“Swish Chalet”: that was the headline for an article written by Ros Byam Shaw for The World of Interiors featuring a chalet in Klosters, Switzerland, designed by the jet-set’s favorite go-to decorator, Nicky Haslam. At a loss for a title more aptly suited, witty, or clever, this play on words stuck.
Colefax & Fowler’s “Ebury” chintz was reprinted for The Green Room, above. The sofa is covered in Russian mattress ticking; the late 19th-century painting of a mother and her children features a painted Arts & Crafts sideboard, a copy of which sits along the opposite wall.
Haslam’s client, a banker, purchased a 1950’s hacienda (as strange as that sounds in the Swiss Alps) and was convinced by Haslam to tear it down and build a traditional Swiss chalet decked out with luxurious, witty flair. It’s a nod to those chalets of yore favored by legitimate royals, such as the Rothchilds’, Windsor’s, and Grimaldi’s, and those self-appointed royals, such as the Onasis’ and Kennedy’s. A mix of both humble and sumptuous materials, rich fabrics and color palettes, cosseting upholstery, elegant antiques with impressive provenance, whimsically painted custom furniture, and timeless European Old World glamour inform rooms at once rustic and sophisticated. If one thing is certain, for the fortunate few who are invited as guests here, it’s that hitting the piste reins second to après–ski, chez the chalet that Haslam built.
The front door opens to an entrance hall that runs the length of the chalet. Haslam purposely had the plasterers do “a bad job” to make the plasterwork appear like packed snow formed by hand.
A view toward the opposite end of the entrance hall features a round table draped in a scallop-edged tablecloth encrusted with beads and sequins and looped with ermine tippets over an undercloth of embossed Tudor velvet. The glamorous white ceramic Austrian stove is surrounded by a wrap-around bench draped with sheepskin. At the windows hang a pair of 17th-century tapestries which Haslam had cut in half and appliqued onto a pair of thick linen curtains.
An 18th-century German verre églomisé mirror hangs above a painted hall table flanked by side chairs with monogrammed slip-covers in the entrance hall.
Another view of The Green Room toward the entrance hall features a pair of custom green-painted recessed cabinets designed by NH Design.
The salon viewed through a wooden door surround originating from an Austrian schloss is simply elegant, with a dash of witticism in the form of a flamboyant plaster bust.

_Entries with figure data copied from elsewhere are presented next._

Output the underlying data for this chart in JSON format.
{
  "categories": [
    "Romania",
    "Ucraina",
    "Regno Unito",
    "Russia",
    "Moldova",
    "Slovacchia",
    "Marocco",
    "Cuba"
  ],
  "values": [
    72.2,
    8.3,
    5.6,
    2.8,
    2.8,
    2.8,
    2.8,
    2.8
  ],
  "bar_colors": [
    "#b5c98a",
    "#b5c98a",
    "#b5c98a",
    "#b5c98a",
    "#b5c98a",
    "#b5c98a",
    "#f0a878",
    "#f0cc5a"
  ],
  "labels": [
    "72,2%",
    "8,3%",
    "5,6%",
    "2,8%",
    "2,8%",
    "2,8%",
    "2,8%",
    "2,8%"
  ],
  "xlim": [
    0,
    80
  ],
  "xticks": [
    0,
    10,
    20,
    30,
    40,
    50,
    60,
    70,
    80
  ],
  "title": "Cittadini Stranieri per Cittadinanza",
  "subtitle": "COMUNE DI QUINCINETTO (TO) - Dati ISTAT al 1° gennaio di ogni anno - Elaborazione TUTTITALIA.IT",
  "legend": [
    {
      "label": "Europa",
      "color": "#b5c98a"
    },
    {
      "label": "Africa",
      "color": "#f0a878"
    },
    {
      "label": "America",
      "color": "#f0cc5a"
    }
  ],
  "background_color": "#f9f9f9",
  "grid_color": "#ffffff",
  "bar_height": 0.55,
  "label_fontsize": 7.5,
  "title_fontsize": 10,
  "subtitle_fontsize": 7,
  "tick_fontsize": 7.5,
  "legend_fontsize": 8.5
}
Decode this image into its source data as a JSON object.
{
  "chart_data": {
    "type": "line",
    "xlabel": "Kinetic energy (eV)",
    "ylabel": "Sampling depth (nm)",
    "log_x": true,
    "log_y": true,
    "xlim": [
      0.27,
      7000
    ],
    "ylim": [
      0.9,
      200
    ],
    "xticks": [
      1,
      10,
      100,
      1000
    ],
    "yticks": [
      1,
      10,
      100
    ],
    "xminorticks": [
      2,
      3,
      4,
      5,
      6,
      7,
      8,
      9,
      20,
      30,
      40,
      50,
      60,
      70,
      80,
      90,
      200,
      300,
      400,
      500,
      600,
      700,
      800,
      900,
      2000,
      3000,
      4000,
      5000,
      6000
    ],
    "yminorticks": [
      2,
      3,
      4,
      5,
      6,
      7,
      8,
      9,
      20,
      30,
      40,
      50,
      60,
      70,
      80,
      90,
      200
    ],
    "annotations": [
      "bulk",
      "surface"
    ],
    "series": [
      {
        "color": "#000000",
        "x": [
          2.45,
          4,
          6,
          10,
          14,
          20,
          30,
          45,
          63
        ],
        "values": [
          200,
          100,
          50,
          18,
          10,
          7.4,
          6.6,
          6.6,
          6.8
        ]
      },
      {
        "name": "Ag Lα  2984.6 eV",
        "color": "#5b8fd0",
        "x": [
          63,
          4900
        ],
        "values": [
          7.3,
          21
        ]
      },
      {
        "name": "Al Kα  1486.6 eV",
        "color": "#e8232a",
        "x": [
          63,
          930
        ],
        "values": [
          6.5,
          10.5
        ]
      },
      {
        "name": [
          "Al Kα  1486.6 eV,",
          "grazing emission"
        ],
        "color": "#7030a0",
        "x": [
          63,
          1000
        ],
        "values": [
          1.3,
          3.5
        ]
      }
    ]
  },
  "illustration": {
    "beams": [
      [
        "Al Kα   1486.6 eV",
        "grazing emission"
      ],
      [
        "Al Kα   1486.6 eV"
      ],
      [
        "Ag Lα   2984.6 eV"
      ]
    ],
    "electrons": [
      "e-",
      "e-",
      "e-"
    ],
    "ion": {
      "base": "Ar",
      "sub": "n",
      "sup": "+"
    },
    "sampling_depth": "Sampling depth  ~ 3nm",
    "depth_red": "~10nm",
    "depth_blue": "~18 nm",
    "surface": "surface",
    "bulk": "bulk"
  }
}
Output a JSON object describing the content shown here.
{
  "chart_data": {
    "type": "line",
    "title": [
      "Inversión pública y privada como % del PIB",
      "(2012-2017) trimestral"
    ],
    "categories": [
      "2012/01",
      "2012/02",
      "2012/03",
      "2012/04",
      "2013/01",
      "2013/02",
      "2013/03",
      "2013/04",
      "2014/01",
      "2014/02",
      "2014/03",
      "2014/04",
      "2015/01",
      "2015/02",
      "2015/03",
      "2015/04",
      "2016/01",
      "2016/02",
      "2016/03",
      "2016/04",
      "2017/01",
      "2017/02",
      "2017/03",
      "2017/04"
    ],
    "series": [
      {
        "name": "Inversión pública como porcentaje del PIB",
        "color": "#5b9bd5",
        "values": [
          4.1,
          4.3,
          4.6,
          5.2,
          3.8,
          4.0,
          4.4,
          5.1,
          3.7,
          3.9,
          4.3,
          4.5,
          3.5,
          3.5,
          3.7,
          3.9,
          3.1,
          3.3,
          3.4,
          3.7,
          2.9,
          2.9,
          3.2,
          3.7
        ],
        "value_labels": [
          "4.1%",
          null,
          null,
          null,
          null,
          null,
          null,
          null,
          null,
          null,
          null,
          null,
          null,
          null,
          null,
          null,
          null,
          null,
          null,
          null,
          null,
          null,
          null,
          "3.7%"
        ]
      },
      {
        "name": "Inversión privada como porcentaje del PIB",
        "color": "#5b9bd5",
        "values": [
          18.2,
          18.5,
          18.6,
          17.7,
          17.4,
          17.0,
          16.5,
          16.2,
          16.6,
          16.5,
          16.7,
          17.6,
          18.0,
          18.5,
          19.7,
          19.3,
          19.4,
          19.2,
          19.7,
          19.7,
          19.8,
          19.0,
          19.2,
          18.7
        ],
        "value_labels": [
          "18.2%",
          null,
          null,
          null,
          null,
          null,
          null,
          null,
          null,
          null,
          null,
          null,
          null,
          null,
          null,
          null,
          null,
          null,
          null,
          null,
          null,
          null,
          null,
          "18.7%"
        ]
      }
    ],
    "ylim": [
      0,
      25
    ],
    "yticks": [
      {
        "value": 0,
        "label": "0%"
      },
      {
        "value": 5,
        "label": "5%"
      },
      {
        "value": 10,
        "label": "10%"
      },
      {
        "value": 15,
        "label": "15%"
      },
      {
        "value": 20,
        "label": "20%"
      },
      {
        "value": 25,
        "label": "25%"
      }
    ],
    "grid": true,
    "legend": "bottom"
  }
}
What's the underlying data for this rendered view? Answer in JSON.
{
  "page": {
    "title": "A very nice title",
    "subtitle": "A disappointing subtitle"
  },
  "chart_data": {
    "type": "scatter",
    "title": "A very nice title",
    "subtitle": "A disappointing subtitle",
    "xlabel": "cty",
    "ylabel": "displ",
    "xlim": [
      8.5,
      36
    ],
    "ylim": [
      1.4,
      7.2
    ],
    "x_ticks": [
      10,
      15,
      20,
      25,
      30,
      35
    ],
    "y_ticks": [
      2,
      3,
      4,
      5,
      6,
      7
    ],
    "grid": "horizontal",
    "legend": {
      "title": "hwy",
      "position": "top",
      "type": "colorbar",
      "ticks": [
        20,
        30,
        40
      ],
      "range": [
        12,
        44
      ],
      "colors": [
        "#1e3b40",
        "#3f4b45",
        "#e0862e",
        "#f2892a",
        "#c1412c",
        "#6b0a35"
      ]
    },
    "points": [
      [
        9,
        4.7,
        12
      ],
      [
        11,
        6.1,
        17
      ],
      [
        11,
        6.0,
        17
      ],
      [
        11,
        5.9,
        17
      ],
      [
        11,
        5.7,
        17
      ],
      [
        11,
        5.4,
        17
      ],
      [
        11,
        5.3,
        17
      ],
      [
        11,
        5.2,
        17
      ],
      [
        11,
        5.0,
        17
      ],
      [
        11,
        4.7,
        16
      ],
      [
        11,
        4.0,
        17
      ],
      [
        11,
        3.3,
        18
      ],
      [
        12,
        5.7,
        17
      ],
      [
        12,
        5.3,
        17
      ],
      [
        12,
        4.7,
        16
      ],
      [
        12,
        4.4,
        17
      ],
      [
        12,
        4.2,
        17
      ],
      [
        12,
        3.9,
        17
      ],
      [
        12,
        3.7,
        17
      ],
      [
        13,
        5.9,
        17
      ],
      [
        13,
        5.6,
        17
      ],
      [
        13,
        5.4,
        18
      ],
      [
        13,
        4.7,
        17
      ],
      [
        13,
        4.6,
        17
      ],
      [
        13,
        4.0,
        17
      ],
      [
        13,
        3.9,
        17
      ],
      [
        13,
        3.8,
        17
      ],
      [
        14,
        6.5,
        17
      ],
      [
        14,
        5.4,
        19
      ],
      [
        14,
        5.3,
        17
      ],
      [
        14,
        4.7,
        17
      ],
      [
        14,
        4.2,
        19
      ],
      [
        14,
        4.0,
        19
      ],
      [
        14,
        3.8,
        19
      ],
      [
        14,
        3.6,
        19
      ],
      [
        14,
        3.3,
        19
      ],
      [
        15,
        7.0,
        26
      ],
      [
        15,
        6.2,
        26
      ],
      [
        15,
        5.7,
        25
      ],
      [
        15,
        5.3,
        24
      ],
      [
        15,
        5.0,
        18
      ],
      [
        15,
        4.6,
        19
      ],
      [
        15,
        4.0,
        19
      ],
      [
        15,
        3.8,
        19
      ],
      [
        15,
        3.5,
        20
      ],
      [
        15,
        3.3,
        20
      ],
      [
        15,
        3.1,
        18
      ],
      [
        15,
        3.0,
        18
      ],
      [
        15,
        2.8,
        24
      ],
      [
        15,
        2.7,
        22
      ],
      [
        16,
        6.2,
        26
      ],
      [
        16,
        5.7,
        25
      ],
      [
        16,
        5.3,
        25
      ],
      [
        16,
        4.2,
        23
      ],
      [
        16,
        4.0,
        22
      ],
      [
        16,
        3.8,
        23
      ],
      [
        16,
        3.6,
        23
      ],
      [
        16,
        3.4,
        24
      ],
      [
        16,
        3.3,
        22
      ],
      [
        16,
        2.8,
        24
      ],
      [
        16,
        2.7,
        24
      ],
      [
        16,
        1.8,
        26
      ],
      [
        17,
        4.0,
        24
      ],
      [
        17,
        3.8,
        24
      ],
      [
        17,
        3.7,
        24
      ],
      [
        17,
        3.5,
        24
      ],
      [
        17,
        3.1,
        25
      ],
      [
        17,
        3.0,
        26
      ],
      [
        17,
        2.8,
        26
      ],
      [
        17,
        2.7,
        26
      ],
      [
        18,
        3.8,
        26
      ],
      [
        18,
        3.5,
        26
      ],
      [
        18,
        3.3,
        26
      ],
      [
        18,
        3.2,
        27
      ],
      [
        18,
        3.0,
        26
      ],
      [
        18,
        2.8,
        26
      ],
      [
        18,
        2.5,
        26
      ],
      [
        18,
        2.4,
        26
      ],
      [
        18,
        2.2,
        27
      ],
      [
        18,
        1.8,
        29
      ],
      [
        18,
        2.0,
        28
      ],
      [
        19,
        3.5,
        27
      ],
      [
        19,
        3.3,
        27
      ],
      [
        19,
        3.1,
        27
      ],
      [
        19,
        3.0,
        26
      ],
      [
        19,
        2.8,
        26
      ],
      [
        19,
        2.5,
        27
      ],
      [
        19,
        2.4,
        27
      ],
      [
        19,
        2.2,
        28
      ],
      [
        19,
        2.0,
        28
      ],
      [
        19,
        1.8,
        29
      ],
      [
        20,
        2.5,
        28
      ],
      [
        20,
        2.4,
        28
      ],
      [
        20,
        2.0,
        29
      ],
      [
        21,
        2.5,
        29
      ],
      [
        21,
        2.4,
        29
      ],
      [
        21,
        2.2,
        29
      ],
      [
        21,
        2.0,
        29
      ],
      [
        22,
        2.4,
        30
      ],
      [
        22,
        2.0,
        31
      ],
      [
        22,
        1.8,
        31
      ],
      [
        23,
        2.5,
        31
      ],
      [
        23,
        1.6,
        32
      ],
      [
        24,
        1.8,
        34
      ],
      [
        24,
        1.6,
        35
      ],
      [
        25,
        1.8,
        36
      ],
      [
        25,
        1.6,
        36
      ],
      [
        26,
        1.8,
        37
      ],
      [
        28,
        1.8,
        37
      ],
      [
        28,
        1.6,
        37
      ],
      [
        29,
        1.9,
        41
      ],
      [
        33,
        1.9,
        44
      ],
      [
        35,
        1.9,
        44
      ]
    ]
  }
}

An 18th-century Italian stone chimney piece dominates the other end of the salon, crowned by a carved wood overdoor painted to look like plaster. Here, luxurious silk velvet for upholstery meets humble pine paneling for the walls and ceiling. A stylized decorative pattern painted by Paul and Chris Czainski adorns the fireplace wall.
The Swiss chalet architectural vernacular is most on display here, in the first floor stair hall, where pristine and simple hand plastered walls meet pine, antique stone floors, and painted shutters.
The sinuous staircase features lanterns copied by NH Designs from antiques.
The cloakroom features a monumental stone washbasin, above which hangs a Georgian mahogany mirror painted white.
A whimsically painted headboard rests against walls covered in “Abre Indien Violet” from Claremont, an archive fabric specially created for NH Design. The wardrobe is early 19th-century Austrian.
The twin beds in the guest room were specially commissioned and decorated by a Spanish painter. The walls are covered with “Iran Rose 2” fabric from Claremont.
An alternate view of the same guest room features a custom painted wardrobe in Prussian blue.
The rustic bathroom is enlivened by walls covered with antique Russian manganese tiles and a gleaming West One Bathrooms bathtub.
The glamorous rococo-style headboard in the main bedroom was copied from one in a photograph of Haslam’s godmother, Iris Origo, in a Roman palazzo, and is covered with “Armure Cannele Mole” by Claremont. The Italian 18th-century wardrobe is flanked by a pair of capriccio landscapes which once belonged to Frederick the Great. Nothing says “royal retreat” like a fur throw. As decadent and glorious real fur would be, I hope this is a rather good imitation.
The terrace off the main salon is designed in pure Swiss style, affording views over Klosters.